The shrapnel-littered, bloodstained market remained cordonned off Friday as investigators continued their probe of the bombing and grieving locals were bringing asters and carnations to the scene of the tragedy under a drizzling rain.

Workers worked through the night to re-glaze windows in a nearby school shattered by the blast and while classes were not officially cancelled many schoolchildren stayed at home.

Officials declared Friday a day of mourning in North Ossetia as flags at government buildings flew at half mast and television entertainment progammes were cancelled.

Located to the north of the Georgian breakaway region of South Ossetia, North Ossetia is the only majority-Christian region in Russia’s largely Muslim North Caucasus.

The market attack came as Russia’s Muslim regions were preparing to celebrate Eid al-Fitr, a Muslim holiday that marks the end of the holy fasting month of Ramadan, leading some officials to announce the bombing was designed to sow enmity between Muslims and Christians.

The head of the FSB security service, Alexander Bortnikov, said Thursday evening that three people had been detained on suspicion of involvement in the attack.

The attack in the capital of the mainly Christian region of North Ossetia was the latest strike to hit the Russian Caucasus, plagued by an Islamist insurgency that has claimed scores of lives in the past months.

On Wednesday, President Dmitry Medvedev vowed to do everything to track down “the monsters” behind the bombing, while Prime Minister Vladimir Putin said the organizers of the bombing “are people without a soul, without a heart.”

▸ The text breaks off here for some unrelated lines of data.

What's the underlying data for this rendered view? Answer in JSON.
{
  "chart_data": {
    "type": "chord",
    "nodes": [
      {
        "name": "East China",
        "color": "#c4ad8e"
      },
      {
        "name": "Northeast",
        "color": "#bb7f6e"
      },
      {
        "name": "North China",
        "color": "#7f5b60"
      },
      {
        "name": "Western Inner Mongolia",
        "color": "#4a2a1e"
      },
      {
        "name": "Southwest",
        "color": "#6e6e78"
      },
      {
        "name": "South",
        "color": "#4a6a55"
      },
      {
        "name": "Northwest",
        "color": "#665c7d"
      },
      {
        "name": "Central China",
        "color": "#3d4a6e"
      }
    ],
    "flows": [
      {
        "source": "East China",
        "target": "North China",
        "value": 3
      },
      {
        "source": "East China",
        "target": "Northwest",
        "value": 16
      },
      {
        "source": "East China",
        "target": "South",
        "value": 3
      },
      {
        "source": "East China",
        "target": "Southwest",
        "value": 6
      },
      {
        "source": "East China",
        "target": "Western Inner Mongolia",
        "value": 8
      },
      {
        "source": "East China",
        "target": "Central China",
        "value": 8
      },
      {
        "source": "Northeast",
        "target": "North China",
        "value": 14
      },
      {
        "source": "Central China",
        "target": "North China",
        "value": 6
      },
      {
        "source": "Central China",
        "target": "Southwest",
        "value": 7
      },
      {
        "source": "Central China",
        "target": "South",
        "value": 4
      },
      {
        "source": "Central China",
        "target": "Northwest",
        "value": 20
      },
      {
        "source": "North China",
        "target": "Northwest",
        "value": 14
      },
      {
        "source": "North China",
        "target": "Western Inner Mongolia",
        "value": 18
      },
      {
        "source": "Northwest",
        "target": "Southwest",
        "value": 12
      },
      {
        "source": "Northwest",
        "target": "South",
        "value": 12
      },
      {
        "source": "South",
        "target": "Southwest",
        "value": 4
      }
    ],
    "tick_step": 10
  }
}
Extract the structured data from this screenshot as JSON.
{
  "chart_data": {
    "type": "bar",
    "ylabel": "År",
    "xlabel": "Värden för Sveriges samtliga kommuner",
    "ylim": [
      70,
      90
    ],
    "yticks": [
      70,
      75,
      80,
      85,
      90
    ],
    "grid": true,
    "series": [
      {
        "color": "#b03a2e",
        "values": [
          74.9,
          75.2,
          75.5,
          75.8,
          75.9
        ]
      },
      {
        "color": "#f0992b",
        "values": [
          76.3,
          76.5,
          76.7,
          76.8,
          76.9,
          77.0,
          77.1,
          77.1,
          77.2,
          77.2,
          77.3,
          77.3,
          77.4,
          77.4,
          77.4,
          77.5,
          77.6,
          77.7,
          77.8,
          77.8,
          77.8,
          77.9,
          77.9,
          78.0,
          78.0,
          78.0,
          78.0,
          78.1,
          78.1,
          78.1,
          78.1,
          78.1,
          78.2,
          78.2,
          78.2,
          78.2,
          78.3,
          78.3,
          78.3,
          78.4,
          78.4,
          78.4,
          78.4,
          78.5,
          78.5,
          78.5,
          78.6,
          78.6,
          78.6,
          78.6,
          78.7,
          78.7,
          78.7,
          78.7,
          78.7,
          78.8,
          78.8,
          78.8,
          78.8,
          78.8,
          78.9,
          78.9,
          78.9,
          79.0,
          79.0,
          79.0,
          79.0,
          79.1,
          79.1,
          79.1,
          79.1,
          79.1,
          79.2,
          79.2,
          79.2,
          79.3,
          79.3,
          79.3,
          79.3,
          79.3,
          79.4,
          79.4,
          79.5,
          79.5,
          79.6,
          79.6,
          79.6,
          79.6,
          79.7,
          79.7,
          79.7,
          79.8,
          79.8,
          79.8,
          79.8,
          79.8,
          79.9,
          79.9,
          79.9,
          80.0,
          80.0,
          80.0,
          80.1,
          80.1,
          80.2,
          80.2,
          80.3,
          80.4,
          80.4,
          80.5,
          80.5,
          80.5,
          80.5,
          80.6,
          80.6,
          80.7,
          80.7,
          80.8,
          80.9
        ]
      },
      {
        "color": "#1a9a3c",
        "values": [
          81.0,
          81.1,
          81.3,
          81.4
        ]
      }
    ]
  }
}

The Kremlin calls the Caucasus unrest its biggest domestic problem and the bombing is the latest blow to efforts by the Putin government to bring prosperity to the violence-torn region by enticing investors there.

In July, Putin announced an ambitious economic drive pledging to turn the impoverished region into a land of world-class skiing resorts and top tourist attractions and dismissing Islamist militants as mere criminal gangs.

North Ossetia lies at the heart of Russia’s troubled Northern Caucasus region, north of the Georgian breakaway region of South Ossetia over which Moscow and Tbilisi fought a war in August 2008.

Although North Ossetia has seen increasing unrest over the past years, North Ossetia has traditionally been more stable than the Muslim regions of the North Caucasus.

Russia has been on high alert after the double bombings carried out by two female suicide bombers on the Moscow metro on March 29 that killed 40 and wounded more than 100.